Page:Revue des Deux Mondes - 1831 - tome 2.djvu/311

Cette page a été validée par deux contributeurs.
301
UNE DÉBAUCHE.

— Ah ! ah !…

— À demain… monsieur !…

— À l’instant !… répondit le poète…

— Allons !… allons, vous êtes deux braves…

— Ils ne peuvent seulement pas se mettre debout !…

— Ah ! je ne me tiens pas droit peut-être ? reprit le belliqueux auteur en se dressant comme un cerf-volant indécis…

Il jeta sur la table un regard hébété. Puis, comme exténué par cet effort, il retomba sur sa chaise, pencha la tête, et resta muet.

— Ne serait-il pas plaisant !… dit le jugeur à son voisin, de me battre pour un ouvrage que je n’ai jamais vu ni lu ?

— Eugène, prends garde à ton habit ! Ton voisin pâlit…

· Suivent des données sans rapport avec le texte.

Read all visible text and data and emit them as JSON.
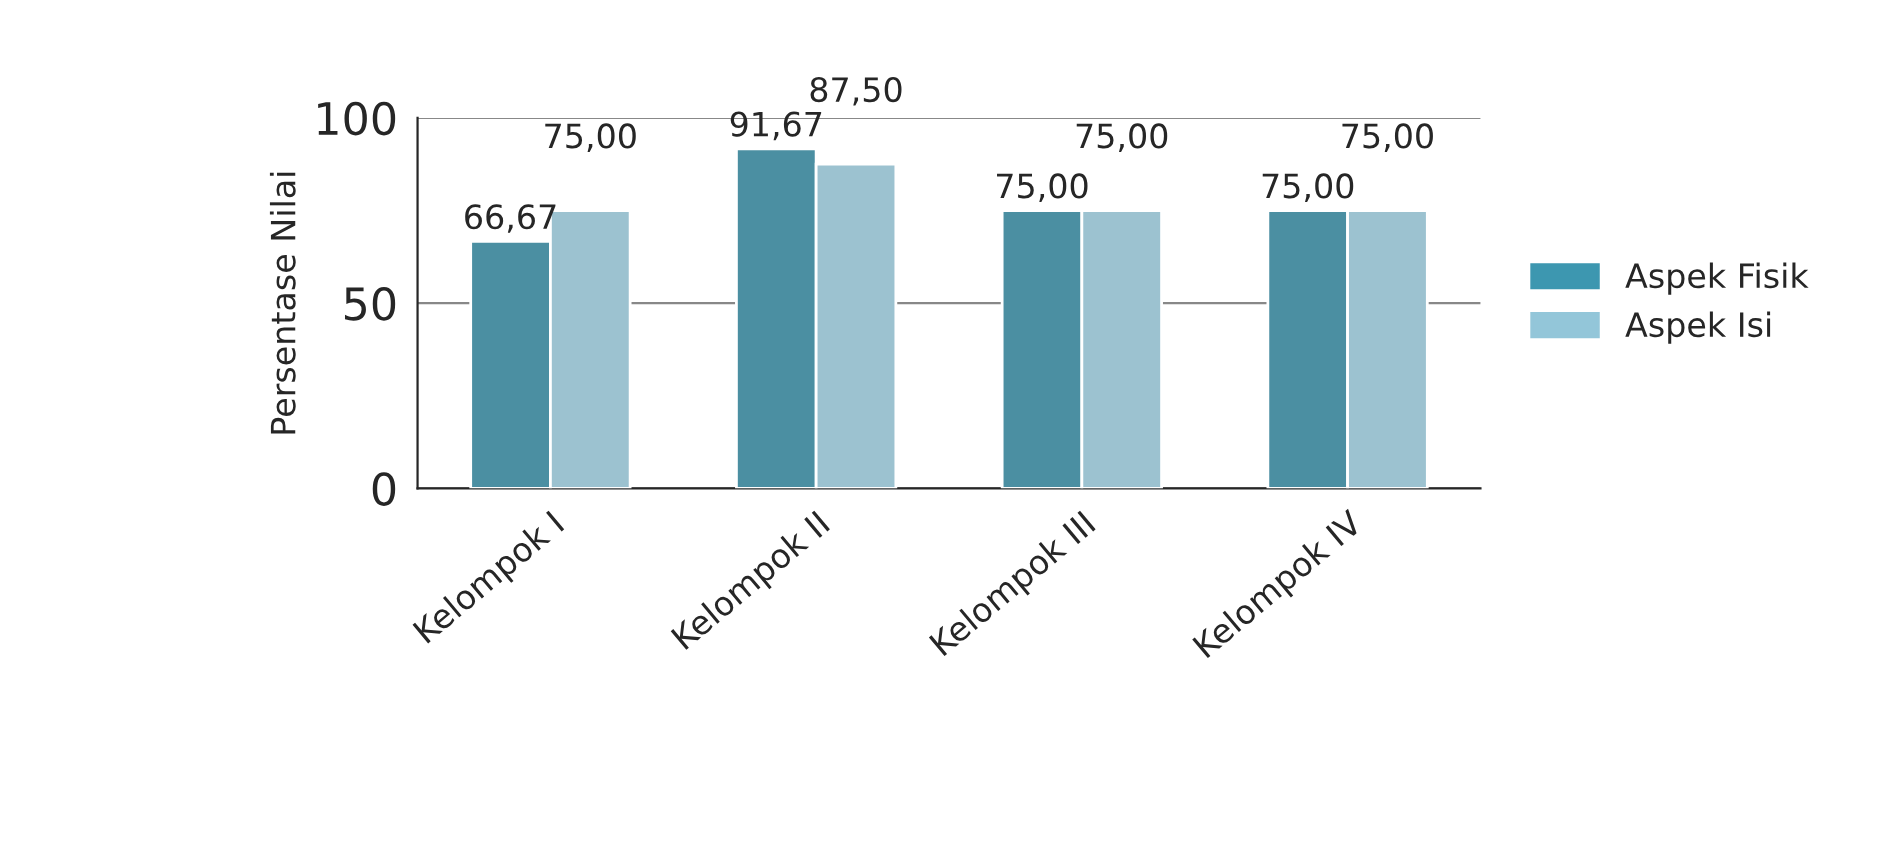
{
  "chart_data": {
    "type": "bar",
    "ylabel": "Persentase Nilai",
    "categories": [
      "Kelompok I",
      "Kelompok II",
      "Kelompok III",
      "Kelompok IV"
    ],
    "series": [
      {
        "name": "Aspek Fisik",
        "color": "#3d97b0",
        "values": [
          66.67,
          91.67,
          75,
          75
        ],
        "value_labels": [
          "66,67",
          "91,67",
          "75,00",
          "75,00"
        ]
      },
      {
        "name": "Aspek Isi",
        "color": "#93c6d9",
        "values": [
          75,
          87.5,
          75,
          75
        ],
        "value_labels": [
          "75,00",
          "87,50",
          "75,00",
          "75,00"
        ]
      }
    ],
    "ylim": [
      0,
      100
    ],
    "yticks": [
      0,
      50,
      100
    ],
    "grid": "y",
    "legend": "right"
  }
}
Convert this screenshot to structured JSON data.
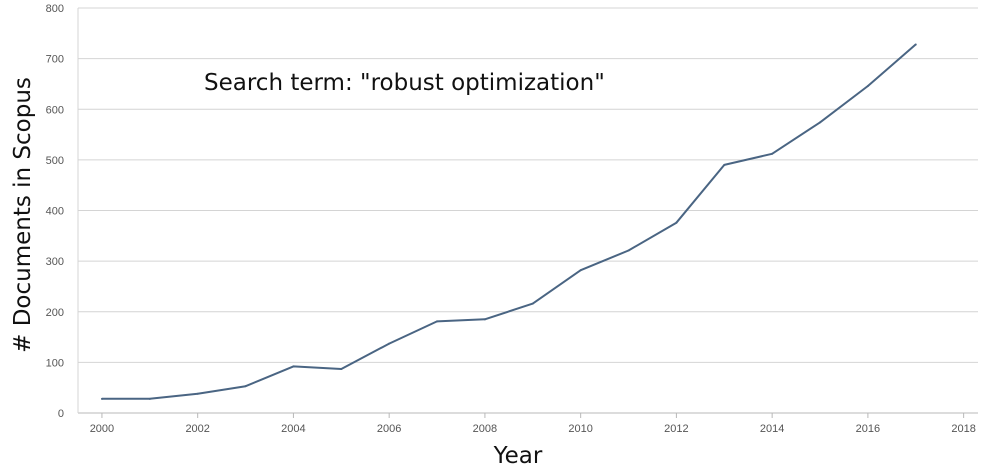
{
  "chart_data": {
    "type": "line",
    "annotation": "Search term: \"robust optimization\"",
    "xlabel": "Year",
    "ylabel": "# Documents in Scopus",
    "xlim": [
      1999.5,
      2018.3
    ],
    "ylim": [
      0,
      800
    ],
    "x_ticks": [
      2000,
      2002,
      2004,
      2006,
      2008,
      2010,
      2012,
      2014,
      2016,
      2018
    ],
    "y_ticks": [
      0,
      100,
      200,
      300,
      400,
      500,
      600,
      700,
      800
    ],
    "grid": "horizontal",
    "series": [
      {
        "color": "#4a6583",
        "x": [
          2000,
          2001,
          2002,
          2003,
          2004,
          2005,
          2006,
          2007,
          2008,
          2009,
          2010,
          2011,
          2012,
          2013,
          2014,
          2015,
          2016,
          2017
        ],
        "y": [
          28,
          28,
          38,
          53,
          92,
          87,
          137,
          181,
          185,
          216,
          282,
          321,
          376,
          490,
          512,
          574,
          646,
          728
        ]
      }
    ]
  }
}
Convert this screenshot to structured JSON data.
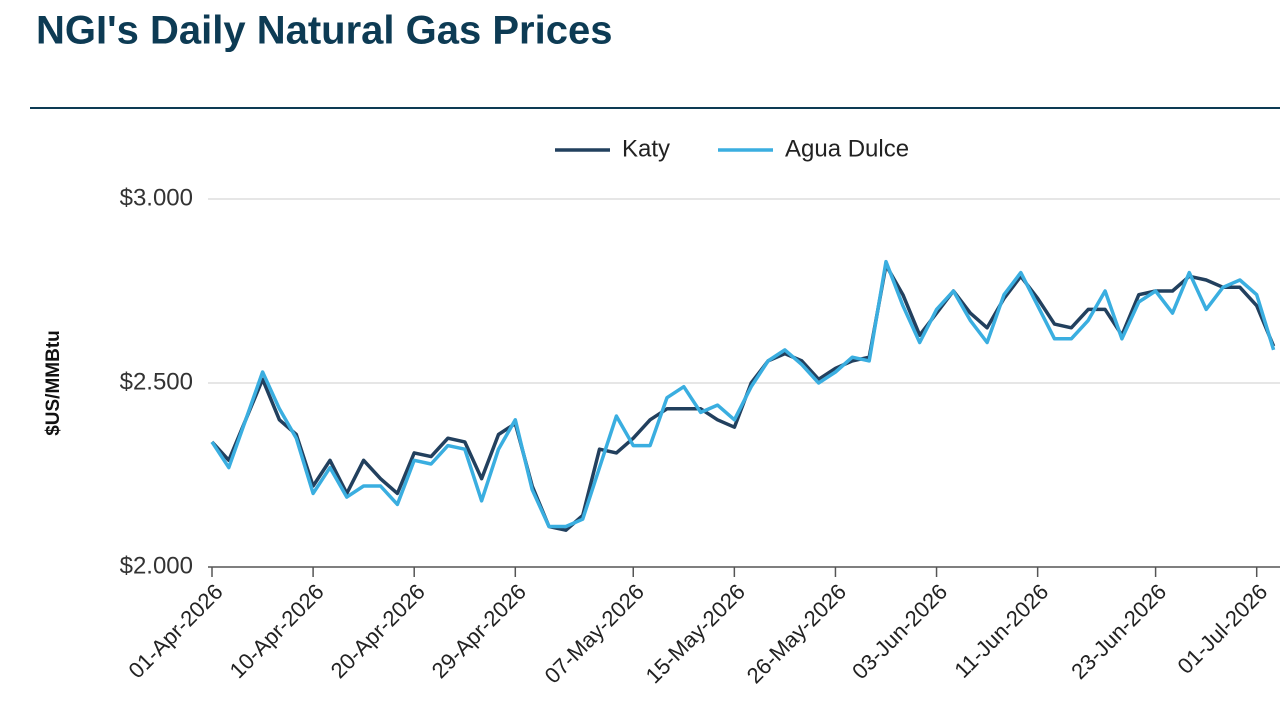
{
  "chart_data": {
    "type": "line",
    "title": "NGI's Daily Natural Gas Prices",
    "y_label": "$US/MMBtu",
    "categories": [
      "01-Apr-2026",
      null,
      null,
      null,
      null,
      null,
      "10-Apr-2026",
      null,
      null,
      null,
      null,
      null,
      "20-Apr-2026",
      null,
      null,
      null,
      null,
      null,
      "29-Apr-2026",
      null,
      null,
      null,
      null,
      null,
      null,
      "07-May-2026",
      null,
      null,
      null,
      null,
      null,
      "15-May-2026",
      null,
      null,
      null,
      null,
      null,
      "26-May-2026",
      null,
      null,
      null,
      null,
      null,
      "03-Jun-2026",
      null,
      null,
      null,
      null,
      null,
      "11-Jun-2026",
      null,
      null,
      null,
      null,
      null,
      null,
      "23-Jun-2026",
      null,
      null,
      null,
      null,
      null,
      "01-Jul-2026",
      null
    ],
    "series": [
      {
        "name": "Katy",
        "color": "#22405e",
        "values": [
          2.34,
          2.29,
          2.4,
          2.51,
          2.4,
          2.36,
          2.22,
          2.29,
          2.2,
          2.29,
          2.24,
          2.2,
          2.31,
          2.3,
          2.35,
          2.34,
          2.24,
          2.36,
          2.39,
          2.22,
          2.11,
          2.1,
          2.14,
          2.32,
          2.31,
          2.35,
          2.4,
          2.43,
          2.43,
          2.43,
          2.4,
          2.38,
          2.5,
          2.56,
          2.58,
          2.56,
          2.51,
          2.54,
          2.56,
          2.57,
          2.82,
          2.74,
          2.63,
          2.69,
          2.75,
          2.69,
          2.65,
          2.73,
          2.79,
          2.73,
          2.66,
          2.65,
          2.7,
          2.7,
          2.63,
          2.74,
          2.75,
          2.75,
          2.79,
          2.78,
          2.76,
          2.76,
          2.71,
          2.6
        ]
      },
      {
        "name": "Agua Dulce",
        "color": "#3aaee0",
        "values": [
          2.34,
          2.27,
          2.4,
          2.53,
          2.43,
          2.35,
          2.2,
          2.27,
          2.19,
          2.22,
          2.22,
          2.17,
          2.29,
          2.28,
          2.33,
          2.32,
          2.18,
          2.32,
          2.4,
          2.21,
          2.11,
          2.11,
          2.13,
          2.27,
          2.41,
          2.33,
          2.33,
          2.46,
          2.49,
          2.42,
          2.44,
          2.4,
          2.49,
          2.56,
          2.59,
          2.55,
          2.5,
          2.53,
          2.57,
          2.56,
          2.83,
          2.71,
          2.61,
          2.7,
          2.75,
          2.67,
          2.61,
          2.74,
          2.8,
          2.71,
          2.62,
          2.62,
          2.67,
          2.75,
          2.62,
          2.72,
          2.75,
          2.69,
          2.8,
          2.7,
          2.76,
          2.78,
          2.74,
          2.59
        ]
      }
    ],
    "ylim": [
      2,
      3
    ],
    "yticks": [
      {
        "value": 2,
        "label": "$2.000"
      },
      {
        "value": 2.5,
        "label": "$2.500"
      },
      {
        "value": 3,
        "label": "$3.000"
      }
    ],
    "grid": true,
    "legend": "top"
  }
}
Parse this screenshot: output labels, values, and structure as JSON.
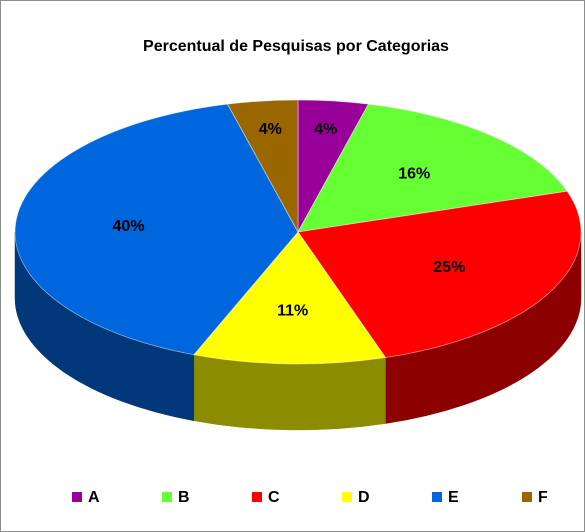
{
  "chart_data": {
    "type": "pie",
    "title": "Percentual de Pesquisas por Categorias",
    "categories": [
      "A",
      "B",
      "C",
      "D",
      "E",
      "F"
    ],
    "values": [
      4,
      16,
      25,
      11,
      40,
      4
    ],
    "value_labels": [
      "4%",
      "16%",
      "25%",
      "11%",
      "40%",
      "4%"
    ],
    "colors": [
      "#990099",
      "#66ff33",
      "#ff0000",
      "#ffff00",
      "#0066dd",
      "#996600"
    ],
    "legend": "bottom"
  }
}
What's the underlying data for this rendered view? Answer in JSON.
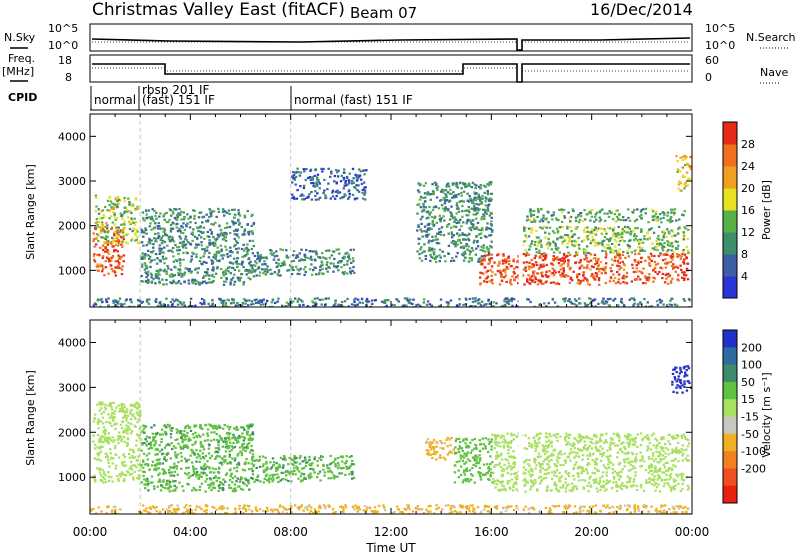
{
  "header": {
    "station": "Christmas Valley East (fitACF)",
    "beam": "Beam 07",
    "date": "16/Dec/2014"
  },
  "status_panels": {
    "nsky_label": "N.Sky",
    "nsearch_label": "N.Search",
    "noise_ticks": [
      "10^5",
      "10^0"
    ],
    "freq_label": "Freq.",
    "freq_unit": "[MHz]",
    "freq_ticks": [
      "18",
      "8"
    ],
    "nave_label": "Nave",
    "nave_ticks": [
      "60",
      "0"
    ],
    "cpid_label": "CPID",
    "cpid_segments": [
      {
        "start": "00:00",
        "label": "normal"
      },
      {
        "start": "01:55",
        "label": "rbsp 201 IF",
        "sublabel": "(fast) 151 IF"
      },
      {
        "start": "08:00",
        "label": "normal (fast) 151 IF"
      }
    ]
  },
  "chart_data": [
    {
      "type": "heatmap",
      "panel": "power",
      "ylabel": "Slant Range [km]",
      "ylim": [
        180,
        4500
      ],
      "yticks": [
        1000,
        2000,
        3000,
        4000
      ],
      "xlim": [
        "00:00",
        "24:00"
      ],
      "colorbar": {
        "label": "Power [dB]",
        "ticks": [
          4,
          8,
          12,
          16,
          20,
          24,
          28
        ],
        "range": [
          0,
          32
        ],
        "colors": [
          "#2b36d8",
          "#3e5fa4",
          "#3f8e6b",
          "#58b04a",
          "#e8e020",
          "#f0a020",
          "#f07020",
          "#e82a18"
        ]
      },
      "regions": [
        {
          "from": "00:05",
          "to": "01:20",
          "range_km": [
            900,
            2000
          ],
          "dB": 28
        },
        {
          "from": "00:10",
          "to": "01:55",
          "range_km": [
            1600,
            2700
          ],
          "dB": 16
        },
        {
          "from": "02:00",
          "to": "06:30",
          "range_km": [
            700,
            2400
          ],
          "dB": 10
        },
        {
          "from": "06:30",
          "to": "10:30",
          "range_km": [
            900,
            1500
          ],
          "dB": 10
        },
        {
          "from": "08:00",
          "to": "11:00",
          "range_km": [
            2600,
            3300
          ],
          "dB": 6
        },
        {
          "from": "13:00",
          "to": "16:00",
          "range_km": [
            1200,
            3000
          ],
          "dB": 10
        },
        {
          "from": "15:30",
          "to": "23:50",
          "range_km": [
            700,
            1400
          ],
          "dB": 28
        },
        {
          "from": "17:10",
          "to": "23:50",
          "range_km": [
            1400,
            2000
          ],
          "dB": 14
        },
        {
          "from": "17:20",
          "to": "23:40",
          "range_km": [
            2100,
            2400
          ],
          "dB": 12
        },
        {
          "from": "23:20",
          "to": "23:55",
          "range_km": [
            2800,
            3600
          ],
          "dB": 20
        },
        {
          "from": "00:00",
          "to": "24:00",
          "range_km": [
            200,
            400
          ],
          "dB": 8
        }
      ]
    },
    {
      "type": "heatmap",
      "panel": "velocity",
      "ylabel": "Slant Range [km]",
      "xlabel": "Time UT",
      "ylim": [
        180,
        4500
      ],
      "yticks": [
        1000,
        2000,
        3000,
        4000
      ],
      "xlim": [
        "00:00",
        "24:00"
      ],
      "xticks": [
        "00:00",
        "04:00",
        "08:00",
        "12:00",
        "16:00",
        "20:00",
        "00:00"
      ],
      "colorbar": {
        "label": "Velocity [m s⁻¹]",
        "ticks": [
          200,
          100,
          50,
          15,
          -15,
          -50,
          -100,
          -200
        ],
        "colors": [
          "#2030c8",
          "#2f6aa0",
          "#3f8a6a",
          "#60c040",
          "#a8e060",
          "#c8c8c0",
          "#f0b020",
          "#f08020",
          "#f05020",
          "#e82010"
        ]
      },
      "regions": [
        {
          "from": "00:05",
          "to": "02:00",
          "range_km": [
            900,
            2700
          ],
          "velocity": 0
        },
        {
          "from": "02:00",
          "to": "06:30",
          "range_km": [
            700,
            2200
          ],
          "velocity": 40
        },
        {
          "from": "06:30",
          "to": "10:30",
          "range_km": [
            900,
            1500
          ],
          "velocity": 40
        },
        {
          "from": "13:20",
          "to": "14:30",
          "range_km": [
            1400,
            1900
          ],
          "velocity": -60
        },
        {
          "from": "14:30",
          "to": "16:00",
          "range_km": [
            900,
            1900
          ],
          "velocity": 30
        },
        {
          "from": "16:00",
          "to": "23:50",
          "range_km": [
            700,
            2000
          ],
          "velocity": 0
        },
        {
          "from": "23:10",
          "to": "23:55",
          "range_km": [
            2900,
            3500
          ],
          "velocity": 220
        },
        {
          "from": "00:00",
          "to": "24:00",
          "range_km": [
            200,
            400
          ],
          "velocity": -60
        }
      ]
    }
  ]
}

— Kant !… Encore un ballon lancé pour amuser les niais ! Le matérialisme et le spiritualisme sont deux jolies raquettes avec lesquelles des charlatans en robe font aller le même volant. Que Dieu soit en tout, selon Spinosa, ou que tout vienne de Dieu, selon saint Paul… Imbéciles !… Ouvrir ou fermer une porte… Est-ce pas le même mouvement ? L’œuf vient-il de la poule ou la poule de l’œuf ?… — Passez-moi du canard ! — Voilà toute la science !…

— Nigaud !… lui cria le savant, la question que tu poses est tranchée par un fait.

— Et lequel ?…

— Les chaires de professeurs n’ont pas été faites pour la philosophie, mais bien la philosophie pour les chaires ?…Mets des lunettes et lis le budget…

— Voleurs !…

— Imbéciles !…

— Fripons !…

— Dupes !…

— Où trouverez-vous ailleurs qu’à Paris un échange aussi vif, aussi rapide entre les pensées ?… s’écria le plus spirituel des artistes en prenant une voix de basse-taille.